May 23, 2014

Security Standards and Name Changes in the Browser Wars

The Netscape/Microsoft browser wars in the mid-90's were really vicious and competitive. They really had it out for each other.

Netscape had developed the SSL protocol. The initial version had cryptographic flaws and was broken pretty quickly, and never released. The first production version was SSL 2, which was in use for a few years. (I don't know the exact versions of Navigator it shipped in.)

SSL 2 had some flaws, both cryptographic and practical; not dramatic enough to make replacing it a crisis, but it clearly needed some work from early on.

As a part of the cutthroat competition, Microsoft decided to revise the SSL 2 protocol with some additions of their own, and specified a protocol called "PCT" that was derived from SSL 2. It was only supported in IE and IIS.

Netscape also wanted to address SSL 2 issues, but wasn't going to let Microsoft take leadership/ownership in the standard, so they developed SSL 3.0, which was a more significant departure.

Various people in the industry & community didn't want a fork, so we (Consensus Development, where I worked with Christopher Allen at the time, and where I had written the SSL 3.0 reference implementation under contract to Netscape) hosted a meeting between representatives from Netscape and Microsoft; I forget everyone who was there, but I recall that Bruce Schneier was there (before he was famous), and probably Paul Kocher, who had designed the SSL 3 protocol; Barbara Fox represented Microsoft. And we negotiated a deal where Microsoft and Netscape would both support the IETF taking over the protocol and standardizing it in an open process, which led to me editing the RFC.
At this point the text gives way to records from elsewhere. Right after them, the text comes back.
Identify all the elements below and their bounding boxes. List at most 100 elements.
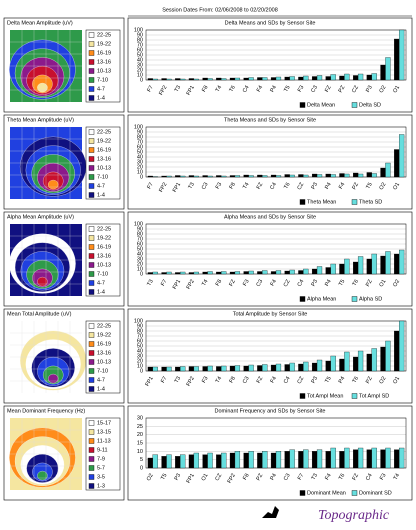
bar (175, 456, 181, 469)
bar (262, 77, 268, 81)
bar (330, 355, 336, 372)
bar (399, 29, 405, 81)
x-tick-label: P3 (310, 279, 319, 288)
legend-label: Tot Ampl Mean (307, 393, 343, 399)
x-tick-label: T6 (229, 85, 237, 94)
bar (193, 78, 199, 81)
legend-swatch (88, 253, 95, 259)
bar (344, 73, 350, 81)
legend-swatch (88, 456, 95, 462)
bar (262, 364, 268, 372)
x-tick-label: P3 (365, 85, 374, 94)
y-tick-label: 80 (137, 231, 143, 237)
x-tick-label: T6 (338, 473, 346, 482)
x-tick-label: T5 (365, 182, 373, 191)
x-tick-label: F4 (256, 85, 264, 94)
y-tick-label: 60 (137, 47, 143, 53)
bar (275, 363, 282, 372)
bar (316, 266, 323, 275)
x-tick-label: P3 (310, 182, 319, 191)
x-tick-label: P3 (310, 376, 319, 385)
x-tick-label: T4 (215, 376, 223, 385)
y-tick-label: 90 (137, 226, 143, 232)
legend-label: 13-16 (97, 350, 111, 356)
x-tick-label: F7 (297, 473, 305, 482)
x-tick-label: O2 (379, 376, 388, 385)
x-tick-label: P4 (338, 376, 347, 385)
y-tick-label: 10 (137, 72, 143, 78)
x-tick-label: FP1 (172, 182, 182, 194)
map-title: Mean Dominant Frequency (Hz) (7, 408, 85, 414)
chart-panel (127, 405, 413, 501)
bar (289, 362, 295, 372)
x-tick-label: FZ (228, 278, 237, 287)
y-tick-label: 90 (137, 129, 143, 135)
logo-icon (262, 506, 279, 518)
legend-label: 11-13 (97, 438, 111, 444)
legend-swatch (88, 174, 95, 180)
map-contour (48, 179, 59, 190)
y-tick-label: 30 (137, 256, 143, 262)
x-tick-label: FP1 (145, 376, 155, 388)
bar (202, 454, 208, 469)
bar (270, 271, 277, 275)
bar (243, 174, 249, 178)
legend-label: Theta Mean (307, 199, 336, 205)
bar (275, 175, 282, 178)
legend-label: 4-7 (97, 183, 105, 189)
y-tick-label: 100 (134, 221, 143, 227)
bar (357, 350, 364, 372)
x-tick-label: F8 (229, 376, 237, 385)
bar (399, 134, 405, 178)
y-tick-label: 70 (137, 139, 143, 145)
legend-swatch (351, 296, 358, 302)
legend-label: 22-25 (97, 323, 111, 329)
y-tick-label: 10 (137, 266, 143, 272)
bar (353, 356, 359, 372)
bar (270, 452, 277, 469)
legend-label: 1-4 (97, 95, 105, 101)
x-tick-label: F3 (215, 182, 223, 191)
y-tick-label: 50 (137, 52, 143, 58)
y-tick-label: 90 (137, 32, 143, 38)
x-tick-label: T3 (311, 473, 319, 482)
bar (303, 75, 309, 81)
y-tick-label: 40 (137, 57, 143, 63)
x-tick-label: C3 (310, 85, 319, 94)
legend-swatch (351, 490, 358, 496)
map-title: Theta Mean Amplitude (uV) (7, 117, 74, 123)
bar (366, 74, 372, 81)
legend-label: 16-19 (97, 50, 111, 56)
legend-swatch (88, 226, 95, 232)
bar (298, 76, 304, 81)
x-tick-label: F7 (160, 279, 168, 288)
bar (339, 263, 345, 275)
bar (161, 175, 167, 178)
bar (166, 366, 172, 372)
bar (234, 175, 241, 178)
y-tick-label: 20 (137, 164, 143, 170)
y-tick-label: 0 (140, 271, 143, 277)
x-tick-label: F3 (201, 376, 209, 385)
bar (207, 365, 213, 372)
bar (311, 76, 318, 81)
legend-label: 16-19 (97, 147, 111, 153)
legend-label: Delta Mean (307, 102, 335, 108)
legend-label: 22-25 (97, 226, 111, 232)
bar (221, 175, 227, 178)
bar (303, 174, 309, 178)
bar (394, 330, 400, 372)
x-tick-label: FZ (324, 84, 333, 93)
x-tick-label: C3 (201, 182, 210, 191)
legend-label: 19-22 (97, 138, 111, 144)
legend-label: 13-16 (97, 59, 111, 65)
header-title: Session Dates From: 02/06/2008 to 02/20/… (162, 7, 278, 13)
bar (152, 366, 158, 372)
x-tick-label: F8 (229, 182, 237, 191)
bar (316, 449, 323, 469)
legend-label: Dominant SD (359, 490, 392, 496)
x-tick-label: T3 (174, 85, 182, 94)
bar (385, 57, 391, 81)
x-tick-label: T5 (283, 85, 291, 94)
As a part of the horsetrading, we had to make some changes to SSL 3.0 (so it wouldn't look the IETF was just rubberstamping Netscape's protocol), and we had to rename the protocol (for the same reason). And thus was born TLS 1.0 (which was really SSL 3.1). And of course, now, in retrospect, the whole thing looks silly.

4 comments:

Yuhong Bao said...

SSLv2 shipped in Netscape 1.1 in 1995. SSLv3 shipped in Netscape 2 in 1996.

Tim Dierks said...

Thanks for the timeline clarification. I remember it as longer, but I'm sure you're right—I wrote the SSL 3 reference implementation in summer/fall of 1996, I'm pretty sure.

Yuhong Bao said...

On this matter, anyone remember the Netscape random number generator bug:
http://www.cs.berkeley.edu/~daw/papers/ddj-netscape.html
Notice the paragraph at the end about RSA Data Security!

bob said...

Yuhong, I remember that! My computer security professor this past semester was David Wagner, and and mentioned it in class.